Samsung’s Q1 consolidated revenue reached a record KRW 79.14 trillion (₦89.20 trillion), with an operating profit of KRW 6.7 trillion (₦7.5 trillion), despite challenges within its Device Solutions (DS) Division.
The DS division posted KRW 25.1 trillion (₦28.2 trillion) in revenue and KRW 1.1 trillion (₦1.2 trillion) in operating profit, buoyed by stronger server DRAM and NAND sales. However, overall earnings were pressured by lower average selling prices and a decline in High Bandwidth Memory (HBM) sales.
Samsung reported a 16 per cent year-on-year increase in research and development expenditure, amounting to KRW 9 trillion (₦10.1 trillion), underscoring its continued investment in innovation.
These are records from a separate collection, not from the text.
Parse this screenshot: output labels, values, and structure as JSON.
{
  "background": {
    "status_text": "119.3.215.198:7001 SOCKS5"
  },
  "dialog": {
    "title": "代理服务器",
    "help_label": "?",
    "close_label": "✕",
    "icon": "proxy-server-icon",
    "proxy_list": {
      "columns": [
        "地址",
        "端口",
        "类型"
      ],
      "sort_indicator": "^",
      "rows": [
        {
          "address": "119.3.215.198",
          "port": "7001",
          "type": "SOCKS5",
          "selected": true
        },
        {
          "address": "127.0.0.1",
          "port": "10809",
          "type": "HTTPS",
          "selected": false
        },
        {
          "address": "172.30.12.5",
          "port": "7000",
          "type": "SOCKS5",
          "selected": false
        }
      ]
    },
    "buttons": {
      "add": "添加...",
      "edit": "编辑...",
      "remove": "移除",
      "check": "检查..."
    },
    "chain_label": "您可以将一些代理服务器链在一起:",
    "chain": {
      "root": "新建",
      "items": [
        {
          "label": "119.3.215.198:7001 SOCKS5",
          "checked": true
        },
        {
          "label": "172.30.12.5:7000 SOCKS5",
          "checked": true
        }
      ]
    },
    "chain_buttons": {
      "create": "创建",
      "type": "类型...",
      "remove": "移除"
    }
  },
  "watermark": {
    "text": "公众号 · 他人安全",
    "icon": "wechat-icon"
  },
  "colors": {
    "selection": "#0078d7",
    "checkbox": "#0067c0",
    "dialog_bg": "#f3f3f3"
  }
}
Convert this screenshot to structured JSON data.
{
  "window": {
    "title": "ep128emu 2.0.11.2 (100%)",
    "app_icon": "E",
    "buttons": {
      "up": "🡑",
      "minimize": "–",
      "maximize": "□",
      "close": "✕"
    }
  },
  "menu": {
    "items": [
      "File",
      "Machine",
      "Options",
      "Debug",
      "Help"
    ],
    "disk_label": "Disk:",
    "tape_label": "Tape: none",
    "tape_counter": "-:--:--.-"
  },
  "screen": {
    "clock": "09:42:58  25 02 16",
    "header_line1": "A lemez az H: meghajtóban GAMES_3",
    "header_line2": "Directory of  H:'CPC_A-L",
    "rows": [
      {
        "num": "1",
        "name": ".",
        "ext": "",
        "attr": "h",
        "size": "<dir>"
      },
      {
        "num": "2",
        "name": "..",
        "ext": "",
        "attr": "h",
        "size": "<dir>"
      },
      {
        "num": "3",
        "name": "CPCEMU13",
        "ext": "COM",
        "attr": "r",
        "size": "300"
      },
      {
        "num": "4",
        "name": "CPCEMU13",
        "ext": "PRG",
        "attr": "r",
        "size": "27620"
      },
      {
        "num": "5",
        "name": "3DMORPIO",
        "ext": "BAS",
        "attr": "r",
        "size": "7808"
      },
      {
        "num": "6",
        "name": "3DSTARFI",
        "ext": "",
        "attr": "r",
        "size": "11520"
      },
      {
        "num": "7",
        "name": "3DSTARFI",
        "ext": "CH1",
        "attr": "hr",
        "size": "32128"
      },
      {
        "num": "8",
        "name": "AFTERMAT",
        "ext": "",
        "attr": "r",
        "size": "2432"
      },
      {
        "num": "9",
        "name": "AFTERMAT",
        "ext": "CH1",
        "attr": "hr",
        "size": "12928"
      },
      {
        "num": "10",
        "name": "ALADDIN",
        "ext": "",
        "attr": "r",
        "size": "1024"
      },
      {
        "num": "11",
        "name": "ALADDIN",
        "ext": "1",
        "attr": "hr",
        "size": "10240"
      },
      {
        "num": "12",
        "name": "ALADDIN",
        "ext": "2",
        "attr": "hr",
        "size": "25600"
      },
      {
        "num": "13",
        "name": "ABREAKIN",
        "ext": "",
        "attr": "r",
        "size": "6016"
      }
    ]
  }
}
Despite prevailing economic headwinds, the company expressed optimism that performance would improve in the latter half of the year. Growth in its semiconductor business is expected to be fuelled by rising demand for AI servers and high-value memory products.
Samsung’s Mobile eXperience (MX) division recorded strong sales of the Galaxy S25 series in Q1, while Samsung Display Corporation (SDC) posted KRW 5.9 trillion (₦6.65 trillion) in revenue and KRW 0.5 trillion (₦563.9 billion) in profit.
Its Visual Display and Digital Appliances segments reported combined revenue of KRW 14.5 trillion (₦16.4 trillion) and KRW 0.3 trillion (₦338.4 billion) in operating profit.
Looking ahead to Q2, the MX division plans to expand its foldable smartphone portfolio with AI-enhanced features and introduce new ecosystem products focused on AI and health tech. It also aims to explore emerging product categories such as extended reality (XR).